Russ took them around the end of the mess hall to a small frame shack in the middle of the camp. A big collie was sitting in the open doorway. Instinctively, Sandy reached down and got a hold on Prince’s collar.
“They won’t fight,” Russ told him. “They’re old friends.”
The collie, recognizing Russ, came bounding out of the shack and leaped up on his chest, trying to lick his face. Russ pummeled him in the ribs playfully. “Bruce, old feller, how are you?” He looked up as a short, squat, bald-headed lumberjack appeared in the doorway. “Well, Jonas! I figured they would have retired you by this time.”
The man’s broad face lit up. “Russ Steele! You old dogface! What are you doing here this time of year?”
“Brought my nephew and a couple of his buddies up on a camping trip. Boys, I’d like you to meet Jonas Driscoll, the toughest bull-of-the-woods who ever swung an ax.”
After the introductions, Jonas took them through the back door of the mess hall while the two dogs chased each other around the compound. “I’ll have Cookie fix them up a grand feed from the left-overs,” he said.
Sandy felt self-conscious as Jonas cut in at the head of the line and picked up metal compartment trays and silverware for each of them. “Won’t those other guys get sore?” he asked, as they walked away from the serving table.
Jonas laughed. “Naw, you’re company. Anyway, they’d be scared I’d flatten ’em if they kicked.”
There were about twenty wooden tables with benches running down each side of the mess hall. Jonas led them to a table at the rear that was almost empty. Salt- and pepper-shakers and clean cups were stacked in the middle of each table. As they sat down, Jonas motioned to one of the mess boys, a gangly youth about sixteen. “Let’s have a couple of pitchers of iced tea here, son.”
Jerry gazed bug-eyed at the five pork chops and the mounds of mashed potatoes, vegetables and apple sauce heaped up on his tray. “This is lunch?”
Jonas Driscoll’s blue eyes twinkled. “Just a light snack, son. Wait till you eat supper.”
“Oh boy!” Jerry breathed rapturously.
“You ought to sign him on one of your crews, Jonas,” Russ suggested.
“He’s light on muscle—except between the ears,” Sandy said, “but he’s got the appetite for it.”
“I can’t get sore with all this lovely food in front of me,” Jerry said, as he went to work with knife and fork.
“You been a lumberjack long, Mr. Driscoll?” Sandy inquired.

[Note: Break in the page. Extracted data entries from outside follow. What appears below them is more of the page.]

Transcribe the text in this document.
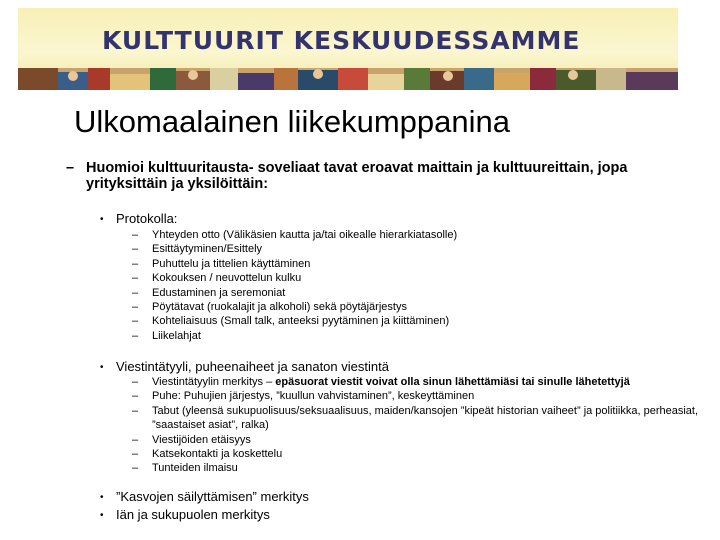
KULTTUURIT KESKUUDESSAMME
Ulkomaalainen liikekumppanina
– Huomioi kulttuuritausta- soveliaat tavat eroavat maittain ja kulttuureittain, jopa yrityksittäin ja yksilöittäin:
• Protokolla:
– Yhteyden otto (Välikäsien kautta ja/tai oikealle hierarkiatasolle)
– Esittäytyminen/Esittely
– Puhuttelu ja tittelien käyttäminen
– Kokouksen / neuvottelun kulku
– Edustaminen ja seremoniat
– Pöytätavat (ruokalajit ja alkoholi) sekä pöytäjärjestys
– Kohteliaisuus (Small talk, anteeksi pyytäminen ja kiittäminen)
– Liikelahjat
• Viestintätyyli, puheenaiheet ja sanaton viestintä
– Viestintätyylin merkitys – epäsuorat viestit voivat olla sinun lähettämiäsi tai sinulle lähetettyjä
– Puhe: Puhujien järjestys, ”kuullun vahvistaminen”, keskeyttäminen
– Tabut (yleensä sukupuolisuus/seksuaalisuus, maiden/kansojen ”kipeät historian vaiheet” ja politiikka, perheasiat, ”saastaiset asiat”, ralka)
– Viestijöiden etäisyys
– Katsekontakti ja koskettelu
– Tunteiden ilmaisu
• ”Kasvojen säilyttämisen” merkitys
• Iän ja sukupuolen merkitys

“Fifty years last May. Started in as a cook’s helper when I was thirteen. And I expect to be at it another forty.”
Russ looked across at his old friend fondly. “Logging is still a rugged business, but nothing like it used to be in Jonas’ prime.”
“I’ll tell the world,” the foreman agreed. “Electricity and the gasoline engine have taken all the work out of it.”
A kibitzing lumberjack at the end of the table held up his hands, thick with calluses. “Is that _so_! Well, suppose you tell ’em where I got _these_!”
Jonas laughed good-naturedly. “You’re right, French. Them bulldozers and power saws don’t help you sawyers much—not in this camp anyway.” He turned to the boys. “They’re the boys who swing the axes and pull the big cross-cut saws.”
“Don’t all lumberjacks cut down trees?” Quiz wanted to know.
“Not exactly. There’s a lot of different jobs in logging just like in any other business. There’s sawyers, high riggers, yarders and river hogs. After lunch, I’ll take you out to the stand we’re cutting now and show you around.”